We imputed the missing values in the multivariable linear regression and Cox regression models using multiple imputations with chained equations38,39. Variables used in multiple imputations included exposure of interest, covariates in the multivariable models, the endpoint indicator, and the Nelson–Aalen cumulative hazard estimate. The results for the 100 imputed data sets were combined using Rubin’s rule.

In an exploratory analysis, we performed a multivariable linear regression analysis to explore factors associated with ERI and to examine the association between ERI and urine output using the Total cohort. Furthermore, all-cause mortality was compared across categories of urine output or ERI tertiles using the Kaplan–Meier method and log-rank tests. The association of urine output or ERI with all-cause mortality was examined using multivariable Cox proportional hazards models. The urine output category of > 500 mL/day was selected as the reference.

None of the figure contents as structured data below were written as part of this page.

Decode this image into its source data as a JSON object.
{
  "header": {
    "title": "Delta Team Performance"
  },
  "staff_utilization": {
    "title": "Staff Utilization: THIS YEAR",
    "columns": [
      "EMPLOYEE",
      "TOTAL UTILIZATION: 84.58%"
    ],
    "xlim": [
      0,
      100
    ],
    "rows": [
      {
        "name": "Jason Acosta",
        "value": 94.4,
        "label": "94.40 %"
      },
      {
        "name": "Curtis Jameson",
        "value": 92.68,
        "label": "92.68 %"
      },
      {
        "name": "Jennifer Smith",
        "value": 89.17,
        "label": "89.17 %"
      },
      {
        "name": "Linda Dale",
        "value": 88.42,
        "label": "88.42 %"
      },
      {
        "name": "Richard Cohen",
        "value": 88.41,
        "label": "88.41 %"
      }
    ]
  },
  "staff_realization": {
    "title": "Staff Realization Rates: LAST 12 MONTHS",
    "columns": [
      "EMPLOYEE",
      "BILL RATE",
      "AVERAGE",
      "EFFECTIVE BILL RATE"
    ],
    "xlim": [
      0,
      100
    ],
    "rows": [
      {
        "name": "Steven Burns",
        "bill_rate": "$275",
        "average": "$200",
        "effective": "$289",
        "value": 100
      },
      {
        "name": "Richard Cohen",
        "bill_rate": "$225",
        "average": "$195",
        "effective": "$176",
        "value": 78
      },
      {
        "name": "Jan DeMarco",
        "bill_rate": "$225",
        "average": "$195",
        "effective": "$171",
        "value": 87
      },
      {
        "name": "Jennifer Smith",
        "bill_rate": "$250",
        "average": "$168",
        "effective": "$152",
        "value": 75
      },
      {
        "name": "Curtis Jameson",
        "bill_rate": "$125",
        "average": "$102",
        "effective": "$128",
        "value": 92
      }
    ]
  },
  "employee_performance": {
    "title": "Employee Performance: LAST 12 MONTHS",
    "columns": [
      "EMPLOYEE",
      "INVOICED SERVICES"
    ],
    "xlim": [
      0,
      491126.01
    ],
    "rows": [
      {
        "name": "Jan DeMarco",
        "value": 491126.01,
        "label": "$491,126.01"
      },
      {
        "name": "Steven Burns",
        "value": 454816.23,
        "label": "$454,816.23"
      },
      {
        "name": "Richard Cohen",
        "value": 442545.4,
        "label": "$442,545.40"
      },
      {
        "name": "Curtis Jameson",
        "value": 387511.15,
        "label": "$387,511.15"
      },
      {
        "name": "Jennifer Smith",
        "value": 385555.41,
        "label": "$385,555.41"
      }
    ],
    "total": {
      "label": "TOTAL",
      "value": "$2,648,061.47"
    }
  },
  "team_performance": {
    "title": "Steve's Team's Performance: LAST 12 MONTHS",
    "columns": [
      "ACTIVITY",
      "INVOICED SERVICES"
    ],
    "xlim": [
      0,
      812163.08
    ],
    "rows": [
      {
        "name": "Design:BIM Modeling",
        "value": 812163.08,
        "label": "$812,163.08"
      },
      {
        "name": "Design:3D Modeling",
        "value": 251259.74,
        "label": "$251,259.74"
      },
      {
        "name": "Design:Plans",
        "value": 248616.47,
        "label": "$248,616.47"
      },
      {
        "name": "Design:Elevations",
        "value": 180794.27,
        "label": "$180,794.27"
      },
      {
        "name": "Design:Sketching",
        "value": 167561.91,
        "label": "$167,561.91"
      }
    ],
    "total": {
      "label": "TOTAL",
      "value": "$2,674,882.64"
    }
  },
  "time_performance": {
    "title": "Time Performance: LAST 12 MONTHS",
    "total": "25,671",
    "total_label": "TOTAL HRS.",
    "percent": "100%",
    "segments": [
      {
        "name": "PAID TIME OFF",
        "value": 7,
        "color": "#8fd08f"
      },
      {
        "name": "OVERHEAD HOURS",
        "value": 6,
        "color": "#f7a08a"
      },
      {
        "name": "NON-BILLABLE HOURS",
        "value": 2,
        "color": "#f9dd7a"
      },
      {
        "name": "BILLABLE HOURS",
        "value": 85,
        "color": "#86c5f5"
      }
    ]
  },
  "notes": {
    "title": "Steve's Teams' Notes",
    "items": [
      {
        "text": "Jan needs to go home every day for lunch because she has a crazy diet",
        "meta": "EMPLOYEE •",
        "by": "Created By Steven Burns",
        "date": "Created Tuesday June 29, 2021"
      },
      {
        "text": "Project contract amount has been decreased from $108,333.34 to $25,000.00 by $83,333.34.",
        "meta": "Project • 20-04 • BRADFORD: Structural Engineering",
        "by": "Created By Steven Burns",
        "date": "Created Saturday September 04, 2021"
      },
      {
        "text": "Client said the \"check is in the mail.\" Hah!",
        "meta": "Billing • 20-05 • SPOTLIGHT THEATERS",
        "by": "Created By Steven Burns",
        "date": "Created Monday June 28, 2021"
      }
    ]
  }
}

Assuming a nonlinear association between exposures and outcomes, we performed restricted cubic spline (RCS) analysis to examine the longitudinal association between ERI and anuria occurrence based on Cox regression, and the cross-sectional association between residual urine volume and ERI. In the Cox model, the reference value was set as the median ERI value. The proportional hazard assumption was graphically assessed using Schoenfeld residuals. In all analyses, a two-sided P value < 0.05 was considered statistically significant. Statistical analyses were performed using Stata MP version 18.0 (Stata Corp, College Station, TX, USA).